The book is divided into three parts. The first is devoted to general problems: the birth of philosophy in Andalusia, Aristotle’s philosophical language in the translations of William of Moerbeke and Michael Scot, and the Almohad Reform in the Muslim West. The second part is devoted to a wide range of Muslim thinkers and philosophers, from Ibn Hazm to Ibn Tufayl, and from Averroës and Maimonides to Ibn Khaldūn. The third part is devoted to two prominent Spanish Arabists, Miguel Asín Palacios and Emilio García Gomez. Thus, both the whole history of Arab Islamic thought in Andalusia through its protagonists and some important contributions to Spanish historiography on the same subject are covered. Martínez Lorca argues that we can understand Andalusian philosophy only if it is appropriately contextualized historically. Many of the papers here are overall reconstructions of either particular or general aspects of Andalusian thought, like the inquiries of Sa‘id al-Andalusi concerning the history of science, the pivotal role of Ibn Rushd, and the Aristotelian attitude of Maimonides on the one hand and a global philosophical overview of the same Jewish thinker on the other.
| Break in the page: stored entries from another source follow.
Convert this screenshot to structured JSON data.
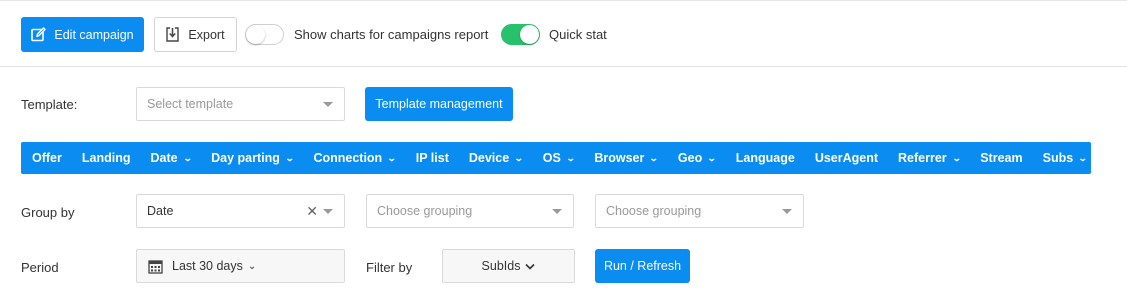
{
  "toolbar": {
    "edit_label": "Edit campaign",
    "export_label": "Export",
    "charts_toggle_label": "Show charts for campaigns report",
    "charts_toggle_on": false,
    "quickstat_toggle_label": "Quick stat",
    "quickstat_toggle_on": true
  },
  "template": {
    "label": "Template:",
    "placeholder": "Select template",
    "manage_label": "Template management"
  },
  "nav": {
    "items": [
      {
        "label": "Offer",
        "dropdown": false
      },
      {
        "label": "Landing",
        "dropdown": false
      },
      {
        "label": "Date",
        "dropdown": true
      },
      {
        "label": "Day parting",
        "dropdown": true
      },
      {
        "label": "Connection",
        "dropdown": true
      },
      {
        "label": "IP list",
        "dropdown": false
      },
      {
        "label": "Device",
        "dropdown": true
      },
      {
        "label": "OS",
        "dropdown": true
      },
      {
        "label": "Browser",
        "dropdown": true
      },
      {
        "label": "Geo",
        "dropdown": true
      },
      {
        "label": "Language",
        "dropdown": false
      },
      {
        "label": "UserAgent",
        "dropdown": false
      },
      {
        "label": "Referrer",
        "dropdown": true
      },
      {
        "label": "Stream",
        "dropdown": false
      },
      {
        "label": "Subs",
        "dropdown": true
      }
    ]
  },
  "grouping": {
    "label": "Group by",
    "group1_value": "Date",
    "group2_placeholder": "Choose grouping",
    "group3_placeholder": "Choose grouping"
  },
  "period": {
    "label": "Period",
    "value": "Last 30 days",
    "filter_label": "Filter by",
    "filter_value": "SubIds",
    "run_label": "Run / Refresh"
  },
  "colors": {
    "primary": "#0a8cf0",
    "toggle_on": "#27c26b"
  }
}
One of the aims pursued by Martínez Lorca is to demonstrate the valuable contribution made by the “masters of the Islamic West” to the geographical and cultural West, that is, Europe in the so-called Middle Ages. This is the reason why he emphasizes in particular the “modernity” of Andalusian philosophy: “What did Muslim Spain bring to the common roots of Islamic pluralism? In particular, a deeper accentuation of that pluralism and the raising of a philosophical rationalism with unquestionable elements of modernity” (p. 25). Averroës/Ibn Rushd is obviously the champion of this philosophical rationalism directed toward modernity, being the philosopher who led Europe in that direction. He renewed philosophy, applying the laws of logic and a rational reflection to the data provided by the natural world, making of philosophy an autonomous science whose inner dialectics allows the correction of mistakes (p. 124). Averroës was the most important interpreter of the intellectual revolution of the thirteenth century. He changed philosophy through a new intellectual style, since after all he preferred accurate commentaries to Avicenna’s encyclopedias, and through a new role for philosophy, emphasizing its autonomy and rationality (pp. 150–151).

Martínez Lorca is keen to bring out the novelty of the thinkers he studies. Thus, Sa‘id al-Andalusi is credited as the first to have written a universal history of science since ancient times. Moreover, his Tabaqat al-umam is a far better historiographical [End Page 107] work than Diogenes Laertius’ Lives of the Famous Philosophers (p. 103). Ibn Khaldūn elaborated a new conception of history because he did not confine himself to telling historical facts; rather he looked for the causes of the historical facts, trying to explain them (p. 218).

This valuable book includes three indexes: an index of relevant Arab words and locutions, an index of Greek and Latin words and locutions, and finally an onomastic index.